The immediate trigger for Seksakol’s campaign to expel Amnesty from Thailand appears to have been the organisation’s public response to a November 2021 Constitutional Court ruling that a ten-point list of reforms circulated by pro-democracy protestors was created with the intention of overthrowing the monarchy — not reforming it. Such a violation constitutes an act of treason, which is covered by Article 113 of the Criminal Code, with penalties that include life in prison and death. The ruling was directed at three protest leaders: Panusaya “Rung” Sithijirawattanakul, 23, Arnon Nampa, 37, and Panupong “Mike Rayong” Jadnok, 24, who already face 112 charges for their involvement in the movement, and hundreds of years in prison in total if convicted on all counts. Amnesty International issued a strong statement against the ruling, describing it as a ‘dangerous warning’ to Thai people who ‘want to express their opinions or legitimate criticisms of public figures or institutions.’ Amnesty’s statement also said that the ruling signaled to the international community that Thailand had ‘no intention whatsoever’ to undertake measures to ensure that its laws were consistent with international human rights law, especially when it came to upholding the right to freedom of expression.
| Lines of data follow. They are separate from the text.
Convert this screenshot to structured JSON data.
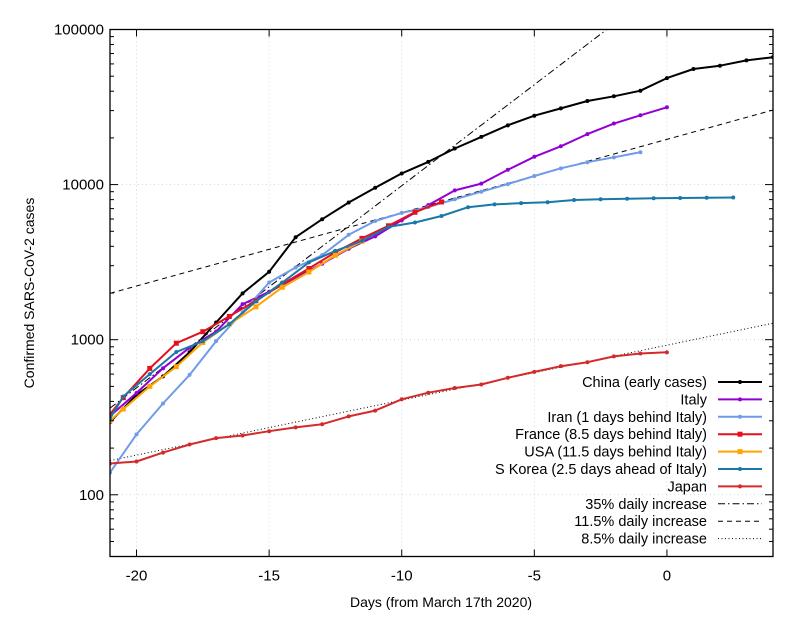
{
  "chart_data": {
    "type": "line",
    "title": "",
    "xlabel": "Days (from March 17th 2020)",
    "ylabel": "Confirmed SARS-CoV-2 cases",
    "xlim": [
      -21,
      4
    ],
    "ylim": [
      40,
      100000
    ],
    "yscale": "log",
    "grid": true,
    "legend_position": "bottom-right",
    "xticks": [
      -20,
      -15,
      -10,
      -5,
      0
    ],
    "xtick_labels": [
      "-20",
      "-15",
      "-10",
      "-5",
      "0"
    ],
    "yticks": [
      100,
      1000,
      10000,
      100000
    ],
    "ytick_labels": [
      "100",
      "1000",
      "10000",
      "100000"
    ],
    "series": [
      {
        "name": "China (early cases)",
        "color": "#000000",
        "marker": "dot",
        "x": [
          -21,
          -20,
          -19,
          -18,
          -17,
          -16,
          -15,
          -14,
          -13,
          -12,
          -11,
          -10,
          -9,
          -8,
          -7,
          -6,
          -5,
          -4,
          -3,
          -2,
          -1,
          0,
          1,
          2,
          3,
          4
        ],
        "y": [
          294,
          440,
          580,
          830,
          1290,
          1990,
          2740,
          4580,
          5980,
          7670,
          9550,
          11800,
          14000,
          17100,
          20300,
          24100,
          27800,
          31000,
          34600,
          37100,
          40300,
          48600,
          55600,
          58400,
          63200,
          66300
        ]
      },
      {
        "name": "Italy",
        "color": "#9400d3",
        "marker": "dot",
        "x": [
          -21,
          -20,
          -19,
          -18,
          -17,
          -16,
          -15,
          -14,
          -13,
          -12,
          -11,
          -10,
          -9,
          -8,
          -7,
          -6,
          -5,
          -4,
          -3,
          -2,
          -1,
          0
        ],
        "y": [
          322,
          453,
          655,
          888,
          1128,
          1694,
          2036,
          2502,
          3089,
          3858,
          4636,
          5883,
          7375,
          9172,
          10149,
          12462,
          15113,
          17660,
          21157,
          24747,
          27980,
          31506
        ]
      },
      {
        "name": "Iran (1 days behind Italy)",
        "color": "#6f9be8",
        "marker": "dot",
        "x": [
          -21,
          -20,
          -19,
          -18,
          -17,
          -16,
          -15,
          -14,
          -13,
          -12,
          -11,
          -10,
          -9,
          -8,
          -7,
          -6,
          -5,
          -4,
          -3,
          -2,
          -1
        ],
        "y": [
          139,
          245,
          388,
          593,
          978,
          1501,
          2336,
          2922,
          3513,
          4747,
          5823,
          6566,
          7161,
          8042,
          9000,
          10075,
          11364,
          12729,
          13938,
          14991,
          16169
        ]
      },
      {
        "name": "France (8.5 days behind Italy)",
        "color": "#e5101c",
        "marker": "square",
        "x": [
          -21,
          -20.5,
          -19.5,
          -18.5,
          -17.5,
          -16.5,
          -15.5,
          -14.5,
          -13.5,
          -12.5,
          -11.5,
          -10.5,
          -9.5,
          -8.5
        ],
        "y": [
          330,
          423,
          653,
          949,
          1126,
          1412,
          1784,
          2281,
          2876,
          3661,
          4499,
          5423,
          6633,
          7730
        ]
      },
      {
        "name": "USA (11.5 days behind Italy)",
        "color": "#ffa500",
        "marker": "square",
        "x": [
          -21,
          -20.5,
          -19.5,
          -18.5,
          -17.5,
          -16.5,
          -15.5,
          -14.5,
          -13.5,
          -12.5,
          -11.5
        ],
        "y": [
          300,
          357,
          500,
          670,
          960,
          1260,
          1630,
          2180,
          2730,
          3500,
          4310
        ]
      },
      {
        "name": "S Korea (2.5 days ahead of Italy)",
        "color": "#1a78a8",
        "marker": "dot",
        "x": [
          -21,
          -20.5,
          -19.5,
          -18.5,
          -17.5,
          -16.5,
          -15.5,
          -14.5,
          -13.5,
          -12.5,
          -11.5,
          -10.5,
          -9.5,
          -8.5,
          -7.5,
          -6.5,
          -5.5,
          -4.5,
          -3.5,
          -2.5,
          -1.5,
          -0.5,
          0.5,
          1.5,
          2.5
        ],
        "y": [
          310,
          430,
          600,
          833,
          977,
          1261,
          1766,
          2337,
          3150,
          3736,
          4335,
          5340,
          5700,
          6270,
          7150,
          7450,
          7600,
          7700,
          7950,
          8040,
          8100,
          8160,
          8200,
          8230,
          8260
        ]
      },
      {
        "name": "Japan",
        "color": "#d42a2a",
        "marker": "dot",
        "x": [
          -21,
          -20,
          -19,
          -18,
          -17,
          -16,
          -15,
          -14,
          -13,
          -12,
          -11,
          -10,
          -9,
          -8,
          -7,
          -6,
          -5,
          -4,
          -3,
          -2,
          -1,
          0
        ],
        "y": [
          159,
          164,
          187,
          211,
          232,
          241,
          257,
          272,
          285,
          320,
          349,
          413,
          455,
          488,
          514,
          568,
          620,
          675,
          716,
          780,
          814,
          829
        ]
      }
    ],
    "reference_lines": [
      {
        "name": "35% daily increase",
        "rate": 0.35,
        "anchor_x": -2.27,
        "anchor_y": 100000,
        "style": "dashdot"
      },
      {
        "name": "11.5% daily increase",
        "rate": 0.115,
        "anchor_x": -21,
        "anchor_y": 1990,
        "style": "dashed"
      },
      {
        "name": "8.5% daily increase",
        "rate": 0.085,
        "anchor_x": 4,
        "anchor_y": 1277,
        "style": "dotted"
      }
    ]
  }
}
Seksakol initiated his campaign shortly after Amnesty publicised this press release. In a statement issued on 16 February 2022, Kyle Ward, Amnesty’s Deputy Secretary General, emphasised Amnesty’s commitment to continuing its work in Thailand and expressed the view that the targeting of Amnesty was taking place against a backdrop of a growing intolerance for human rights discourse among Thai authorities.
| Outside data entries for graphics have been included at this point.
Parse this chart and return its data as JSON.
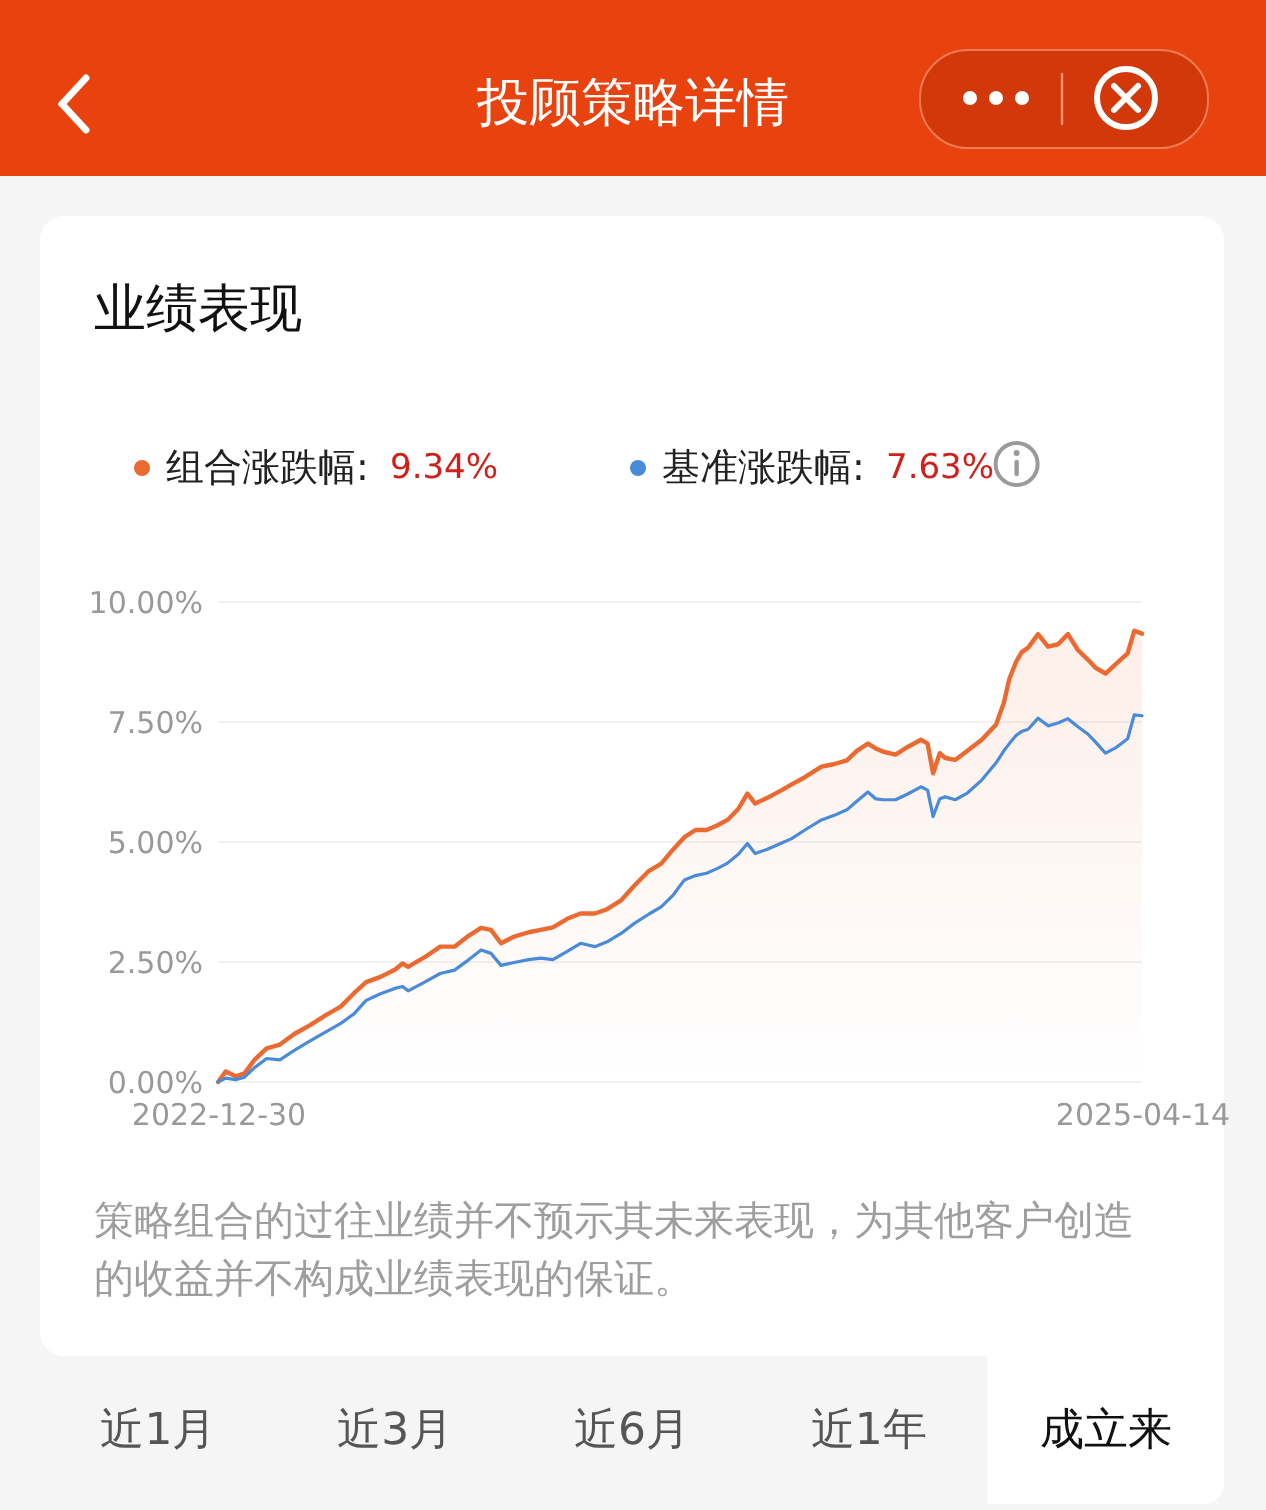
{
  "chart_data": {
    "type": "line",
    "title": "业绩表现",
    "annotations": [
      "投顾策略详情",
      "9.34%",
      "7.63%",
      "策略组合的过往业绩并不预示其未来表现，为其他客户创造的收益并不构成业绩表现的保证。",
      "近1月",
      "近3月",
      "近6月",
      "近1年",
      "成立来"
    ],
    "x": [
      "2022-12-30",
      "2023-01-06",
      "2023-01-15",
      "2023-01-23",
      "2023-02-01",
      "2023-02-12",
      "2023-02-24",
      "2023-03-09",
      "2023-03-23",
      "2023-04-07",
      "2023-04-20",
      "2023-05-02",
      "2023-05-13",
      "2023-05-26",
      "2023-06-08",
      "2023-06-15",
      "2023-06-20",
      "2023-07-05",
      "2023-07-19",
      "2023-08-01",
      "2023-08-14",
      "2023-08-25",
      "2023-09-03",
      "2023-09-12",
      "2023-09-24",
      "2023-10-07",
      "2023-10-18",
      "2023-10-29",
      "2023-11-11",
      "2023-11-23",
      "2023-12-06",
      "2023-12-17",
      "2023-12-30",
      "2024-01-11",
      "2024-01-24",
      "2024-02-04",
      "2024-02-15",
      "2024-02-25",
      "2024-03-06",
      "2024-03-16",
      "2024-03-26",
      "2024-04-04",
      "2024-04-14",
      "2024-04-22",
      "2024-04-29",
      "2024-05-10",
      "2024-05-23",
      "2024-06-01",
      "2024-06-13",
      "2024-06-28",
      "2024-07-09",
      "2024-07-21",
      "2024-07-30",
      "2024-08-09",
      "2024-08-16",
      "2024-08-23",
      "2024-09-03",
      "2024-09-14",
      "2024-09-26",
      "2024-10-02",
      "2024-10-07",
      "2024-10-13",
      "2024-10-18",
      "2024-10-27",
      "2024-11-07",
      "2024-11-20",
      "2024-12-03",
      "2024-12-10",
      "2024-12-15",
      "2024-12-21",
      "2024-12-26",
      "2025-01-01",
      "2025-01-10",
      "2025-01-19",
      "2025-01-28",
      "2025-02-06",
      "2025-02-15",
      "2025-02-24",
      "2025-03-03",
      "2025-03-12",
      "2025-03-21",
      "2025-04-01",
      "2025-04-07",
      "2025-04-14"
    ],
    "series": [
      {
        "name": "组合涨跌幅:",
        "color": "#eb6a32",
        "type": "area",
        "values": [
          0.0,
          0.22,
          0.12,
          0.18,
          0.46,
          0.7,
          0.78,
          1.0,
          1.18,
          1.4,
          1.57,
          1.85,
          2.08,
          2.19,
          2.34,
          2.47,
          2.4,
          2.6,
          2.82,
          2.82,
          3.05,
          3.21,
          3.17,
          2.89,
          3.03,
          3.12,
          3.17,
          3.22,
          3.4,
          3.51,
          3.51,
          3.6,
          3.79,
          4.1,
          4.4,
          4.55,
          4.85,
          5.1,
          5.25,
          5.25,
          5.35,
          5.46,
          5.7,
          6.01,
          5.8,
          5.92,
          6.08,
          6.2,
          6.35,
          6.57,
          6.62,
          6.7,
          6.9,
          7.05,
          6.95,
          6.88,
          6.82,
          6.98,
          7.13,
          7.05,
          6.43,
          6.85,
          6.75,
          6.71,
          6.9,
          7.13,
          7.45,
          7.9,
          8.4,
          8.75,
          8.95,
          9.05,
          9.33,
          9.07,
          9.12,
          9.33,
          9.0,
          8.8,
          8.63,
          8.51,
          8.7,
          8.93,
          9.4,
          9.34
        ]
      },
      {
        "name": "基准涨跌幅:",
        "color": "#4a8bd9",
        "values": [
          0.0,
          0.08,
          0.05,
          0.1,
          0.3,
          0.49,
          0.46,
          0.66,
          0.85,
          1.05,
          1.22,
          1.42,
          1.7,
          1.84,
          1.95,
          1.99,
          1.9,
          2.08,
          2.26,
          2.33,
          2.55,
          2.75,
          2.68,
          2.43,
          2.49,
          2.55,
          2.58,
          2.55,
          2.72,
          2.89,
          2.82,
          2.92,
          3.1,
          3.31,
          3.5,
          3.65,
          3.9,
          4.21,
          4.3,
          4.35,
          4.45,
          4.56,
          4.75,
          4.97,
          4.76,
          4.85,
          4.98,
          5.07,
          5.25,
          5.46,
          5.55,
          5.67,
          5.85,
          6.04,
          5.9,
          5.88,
          5.88,
          6.0,
          6.15,
          6.08,
          5.53,
          5.9,
          5.94,
          5.88,
          6.02,
          6.29,
          6.65,
          6.9,
          7.05,
          7.22,
          7.3,
          7.35,
          7.58,
          7.42,
          7.48,
          7.57,
          7.4,
          7.25,
          7.08,
          6.85,
          6.96,
          7.15,
          7.65,
          7.63
        ]
      }
    ],
    "xlim": [
      "2022-12-30",
      "2025-04-14"
    ],
    "xticks": [
      "2022-12-30",
      "2025-04-14"
    ],
    "ylim": [
      0,
      10
    ],
    "yticks": [
      {
        "value": 0,
        "label": "0.00%"
      },
      {
        "value": 2.5,
        "label": "2.50%"
      },
      {
        "value": 5,
        "label": "5.00%"
      },
      {
        "value": 7.5,
        "label": "7.50%"
      },
      {
        "value": 10,
        "label": "10.00%"
      }
    ],
    "grid": "y",
    "legend": "top"
  }
}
Those who wish to expel Amnesty worry that the number of Thai people who are critical of the monarchy is increasing, and this crusade against Amnesty exemplifies their desire to quash the values and rights that Amnesty promotes, especially when the status of the monarchy is at stake.

Seksakol is also pushing the promulgation of a new draft law that would regulate the work of all domestic and foreign non-profit organisations, or NPOs, in Thailand. The proposed Operation of Not-for-Profit Organizations Act, a draft of which was endorsed by the Cabinet on 8 January 2022, would require all NPOs to disclose sources of funding and submit their activity plans for the government’s pre-approval. If the plans were found to threaten the vague, catch-all categories of ‘public order’ and ‘good morals’ the organisations in question would be prohibited from carrying out their work, and their funding would be restricted. Critics fear that the law will be used to target and control NGOs working on sensitive issues such as the insurgency in Thailand’s Deep South, monarchy reform, and anti-megaproject environmental concerns. Organisations based in Thailand that support the pro-democracy movement in Burma/Myanmar may also be affected, illustrating the cascading impacts of the potential law.
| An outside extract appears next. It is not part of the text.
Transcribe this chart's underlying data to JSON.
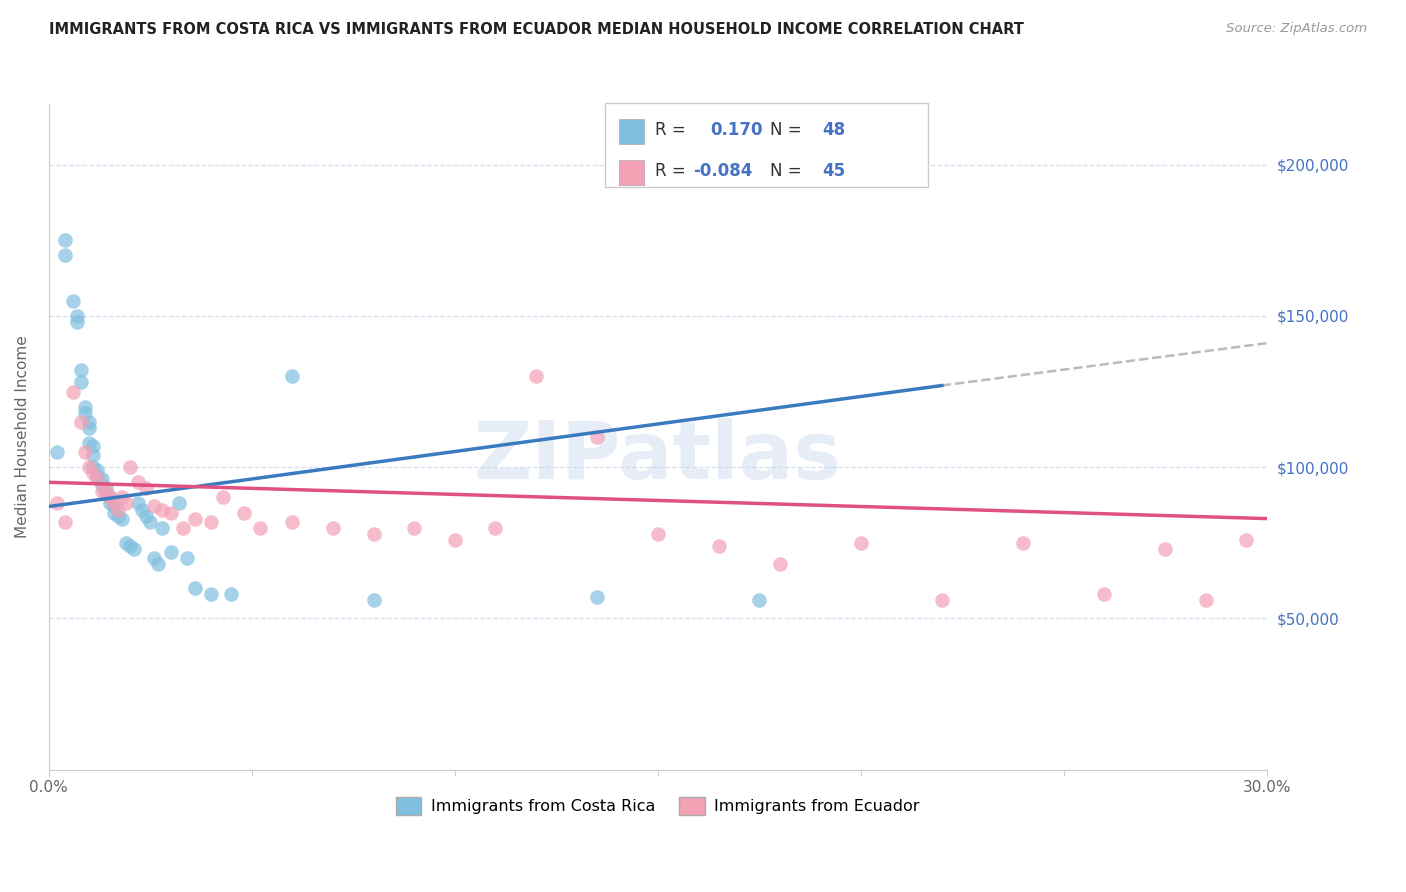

In February, a letter urging the government to abandon the current draft was signed by more than 40 local and international NPOs. The draft has since been opened to another round of public feedback before returning to the Cabinet. If the Cabinet approves it, the bill will then be passed to Parliament for consideration. As the Prayut government holds a parliamentary majority, many despair the likely outcome. This bill and the campaign to expel Amnesty encapsulate the strength of the Thai ultra-royalist, authoritarian political faction in which a small group of men hold power and make decisions on behalf of a compliant populace. Whether Amnesty is permitted to remain in Thailand – and the extent to which popular sentiments against its expulsion and against the NPO law can reverse Seksakol’s intended outcomes – will be a measure of the remaining strength of Thailand’s democratic institutions and processes to push back against this authoritarian vision.